Lift not thy spear against the Muses Bowre,
The great Emathian Conqueror bid spare
The house of Pindarus, when Temple and Towre
Went to the ground: And the repeated air
Of sad Electra's Poet had the power
To save th' Athenian Walls from ruine bare.
Notes
'To this sonnet we have prefixed the title, which the author himself has in the Manuscript. In the Manuscript this sonnet was written by another hand, and gad this title "On his door when the City expected an assault:" but this he scratched out, and wrote with his own hand "When the assault was intended to the City." The date was also added 1642, but blotted out again: and it was in November 1642 that the King marched with his army as near as Brentford, and put the city in great consternation. Milton was then in his 34th year.

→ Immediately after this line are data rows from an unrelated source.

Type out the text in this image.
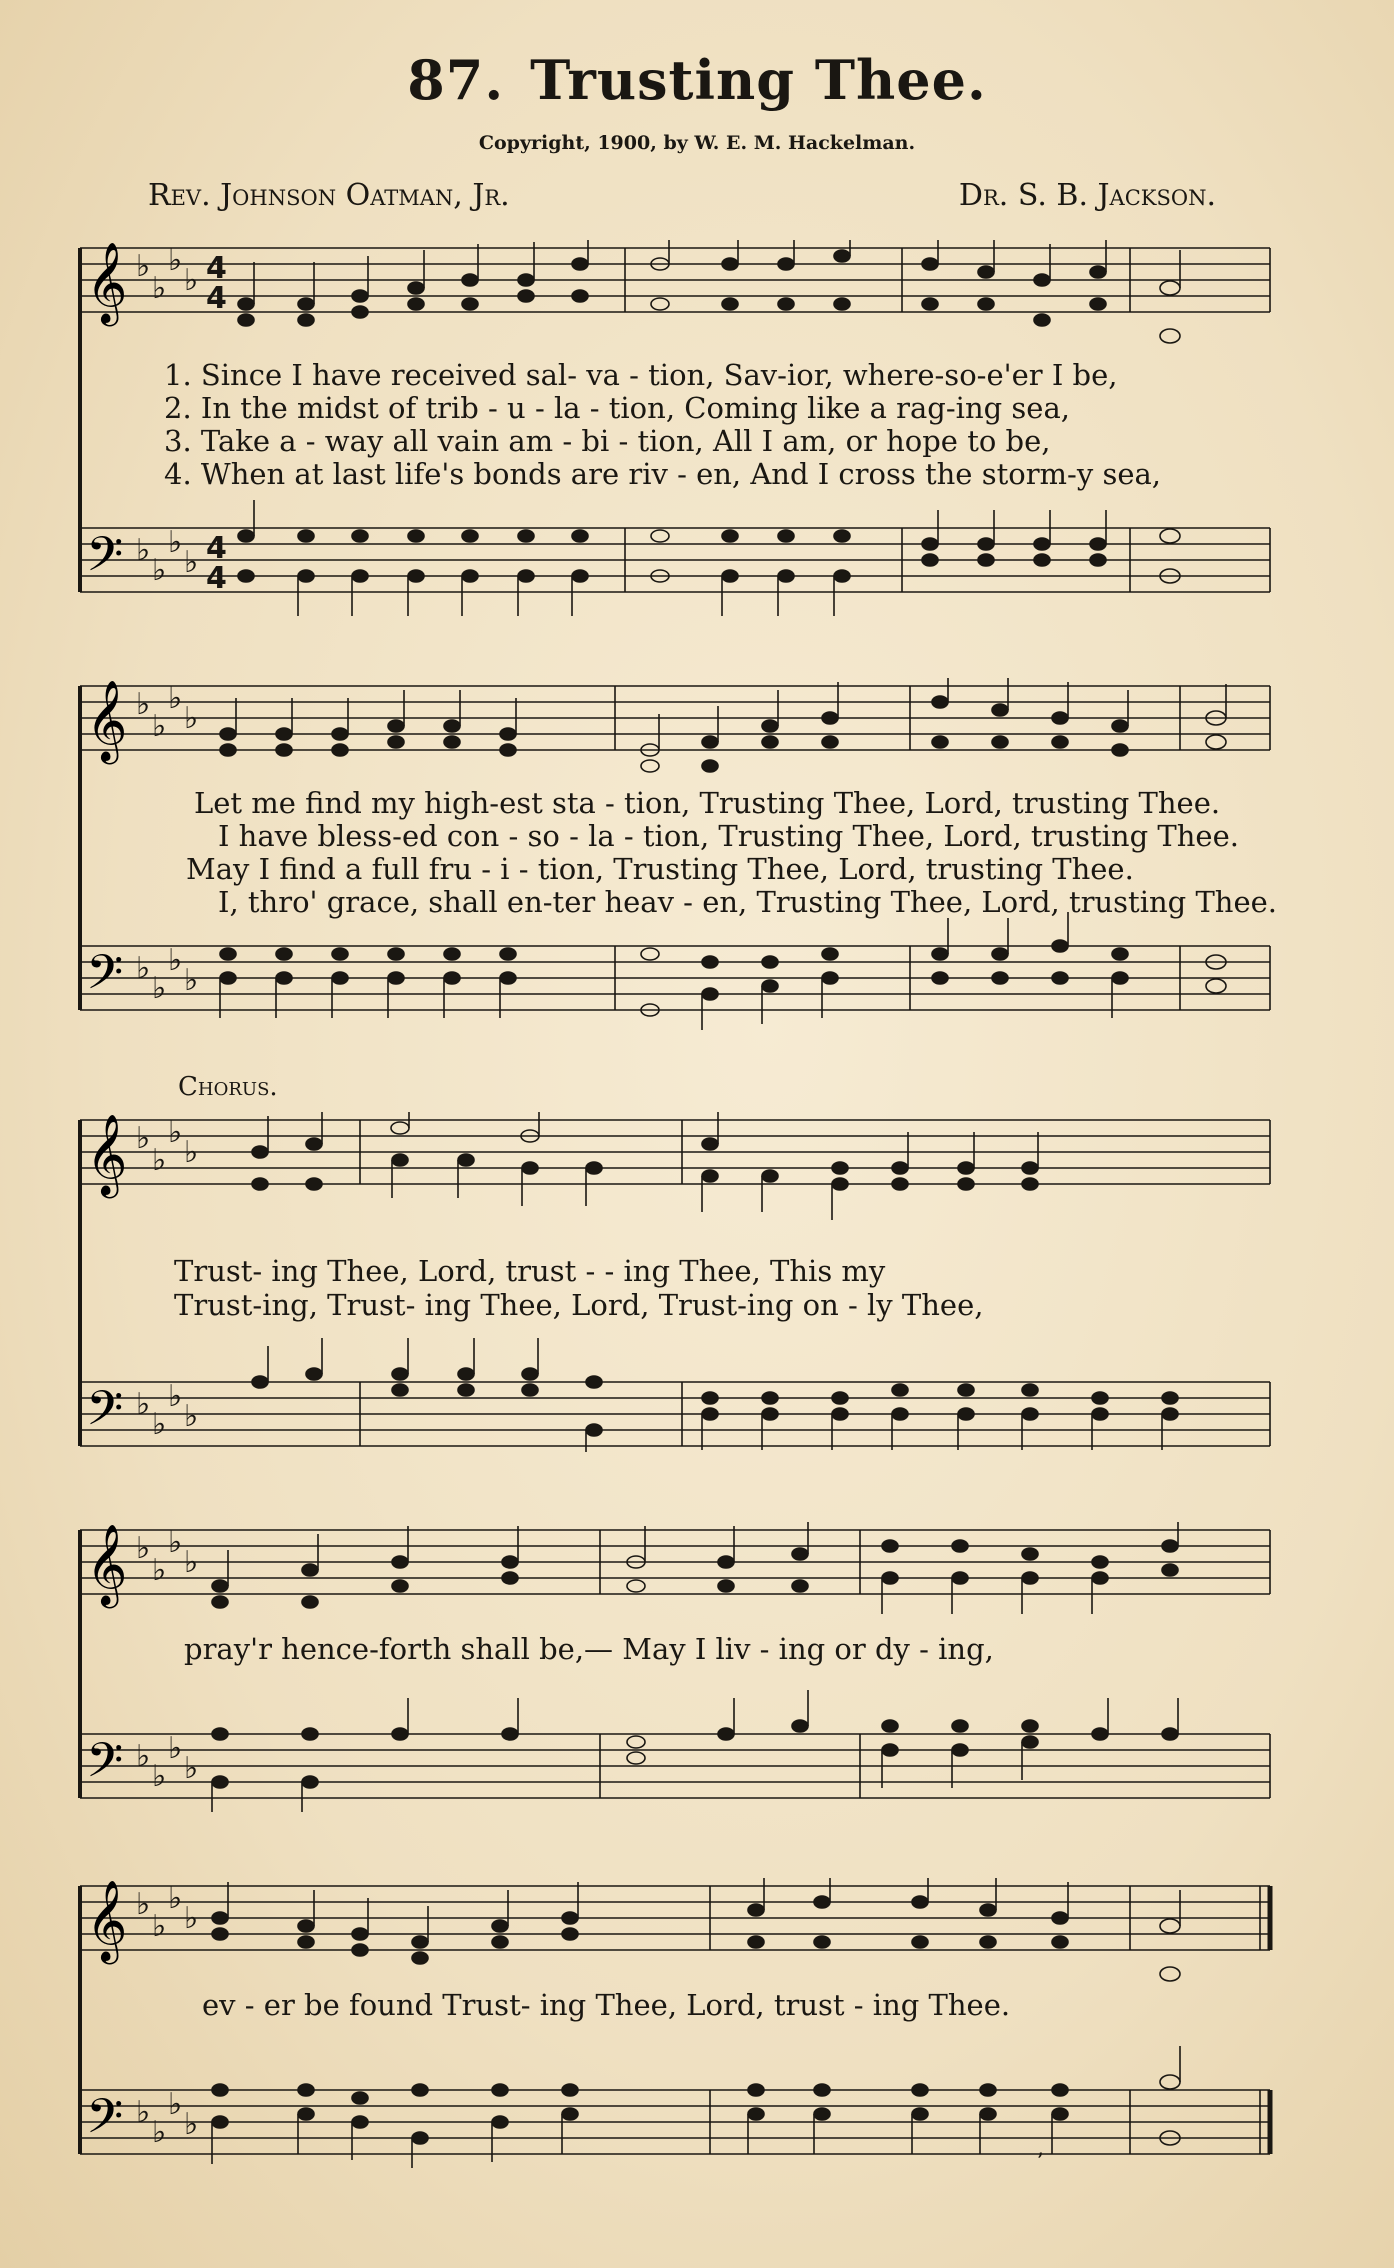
87. Trusting Thee.
Copyright, 1900, by W. E. M. Hackelman.
Rev. Johnson Oatman, Jr.	Dr. S. B. Jackson.
𝄞
𝄢
♭
♭
♭
♭
♭
♭
♭
♭
4
4
4
4
1. Since I have received sal- va - tion, Sav-ior, where-so-e'er I be,
2. In the midst of trib - u - la - tion, Coming like a rag-ing sea,
3. Take a - way all vain am - bi - tion, All I am, or hope to be,
4. When at last life's bonds are riv - en, And I cross the storm-y sea,
𝄞
𝄢
♭
♭
♭
♭
♭
♭
♭
♭
Let me find my high-est sta - tion, Trusting Thee, Lord, trusting Thee.
I have bless-ed con - so - la - tion, Trusting Thee, Lord, trusting Thee.
May I find a full fru - i - tion, Trusting Thee, Lord, trusting Thee.
I, thro' grace, shall en-ter heav - en, Trusting Thee, Lord, trusting Thee.
Chorus.
𝄞
𝄢
♭
♭
♭
♭
♭
♭
♭
♭
Trust- ing Thee, Lord, trust - - ing Thee, This my
Trust-ing, Trust- ing Thee, Lord, Trust-ing on - ly Thee,
𝄞
𝄢
♭
♭
♭
♭
♭
♭
♭
♭
pray'r hence-forth shall be,— May I liv - ing or dy - ing,
𝄞
𝄢
♭
♭
♭
♭
♭
♭
♭
♭
ev - er be found Trust- ing Thee, Lord, trust - ing Thee.
ʼ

(line 3: If deed of honor did thee ever please,): So this verse is printed in the second edition in the year 1673. In the first edition of 1645, and in the Manuscript it stands thus,
"If ever deed of honor did thee please."
(line 10: The great Emathian conqueror &c): When Alexander the great took Thebes, and entirely ras'd the rest of the city, he order'd the house of Pindar to be preserv'd out of regard to his memory: and the ruins of Pindar's house were to be seen at Thebes, in Pausanias's time, who lived under Antoninus the philosopher.
(line 12: --- And the repeated air &c): I suppose this refers to a passage in Plutarch's Life of Lysander. When that general had taken Athens, he proposed to change the government. Some say he moved in council that the Athenians might be reduced to slavery, when at the same time Erianthus the Theban proposed wholly to destroy the city, and leave the country desolate: but a little afterwards at an entertainment of the captains, one of them repeated some verses out of Euripides's Electra.'
~ Th. Newton, Milton's Works, 2nd edition, 1753.